A DockerHub account (or another container registry where you can store your JupyterHub Docker images)
Basic knowledge of Kubernetes concepts, such as Pods, Deployments, and Services. For more information, see the documentation (https://kubernetes.io/docs/concepts/)

Step 1: Create a JupyterHub Configuration File

The first step is to create a configuration file that tells JupyterHub how to set itself up. You can use a default configuration file as a starting point and modify it as needed. Here’s an example configuration file:

auth:
  type: dummy

hub:
  cookie_secret: "YOUR_SECRET_KEY"
  db:
    url: postgresql://jupyterhub:jupyterhub@jupyterhub-db/jupyterhub
  service:
    type: ClusterIP
  url: http://jupyterhub:8000

proxy:
  secretToken: "YOUR_SECRET_TOKEN"

singleuser:
  image:
    name: "YOUR_JUPYTER_NOTEBOOK_IMAGE"
    tag: "latest"
  storage:
    type: none

In this configuration file, we’re using a dummy authentication system (which allows user access with any combination of username and password) for simplicity, but you can use any authentication system that JupyterHub supports, such as OAuth or LDAP. We’re also using a PostgreSQL database for storing user information, so you’ll need to set up a PostgreSQL database separately (more on this later).
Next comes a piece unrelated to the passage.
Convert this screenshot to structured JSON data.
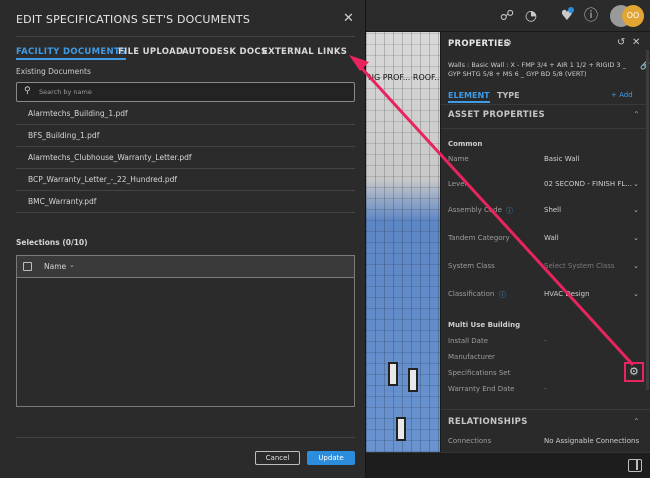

Step 2: Create a Docker Image for JupyterHub

The next step is to create a Docker image for JupyterHub that includes your configuration file. Here’s an example Dockerfile:

FROM jupyterhub/jupyterhub:1.4

COPY jupyterhub_config.yaml /srv/jupyterhub/jupyterhub_config.yaml

This Dockerfile starts with the official JupyterHub Docker image and copies your configuration file to the appropriate location (/srv/jupyterhub/jupyterhub_config.yaml). You can build this image and push it to your container registry:

docker build -t YOUR_IMAGE_NAME .
docker push YOUR_IMAGE_NAME

Step 3: Set up a PostgreSQL Database

As mentioned earlier, we’re using a PostgreSQL database to store user information. You’ll need to set up a PostgreSQL database separately and create a user and database for JupyterHub. Here’s an example kubectl command for creating a PostgreSQL database:

kubectl create -f postgres.yaml
 
# postgres.yaml
apiVersion: v1
kind: PersistentVolumeClaim
metadata:
  name: postgres-pvc
spec:
  accessModes:
    - ReadWriteOnce
  resources:
    requests:
      storage: 1Gi
---
apiVersion: v1
kind: Service
metadata:
  name: jupyterhub-db
spec:
  ports:
    - name: postgresql
      port: 5432
  selector:
    app: postgres
  type: ClusterIP
---
apiVersion: apps/v1
kind: Deployment
metadata:
  name: postgres
spec:
  replicas: 1
  selector:
    matchLabels:
      app: postgres
  template:
    metadata:
      labels:
        app: postgres
    spec:
      containers:
        - name: postgres
          image: postgres:13
          env:
            - name: POSTGRES_USER
              valueFrom:
                secretKeyRef:
                  name: jupyterhub-db-secrets
                  key: username
            - name: POSTGRES_PASSWORD
              valueFrom:
                secretKeyRef:
                  name: jupyterhub-db-secrets
                  key: password
            - name: POSTGRES_DB
              value: jupyterhub
          volumeMounts:
            - name: postgres-pvc
              mountPath: /var/lib/postgresql/data
      volumes:
        - name: postgres-pvc
          persistentVolumeClaim:
            claimName: postgres-pvc
---
apiVersion: v1
kind: Secret
metadata:
  name: jupyterhub-db-secrets
type: Opaque
data:
  username: <base64-encoded-postgres-username>
  password: <base64-encoded-postgres-password>

In this example, we’re using a Persistent Volume Claim to create persistent storage for our database. We’ve also created a Service and Deployment for the PostgreSQL database.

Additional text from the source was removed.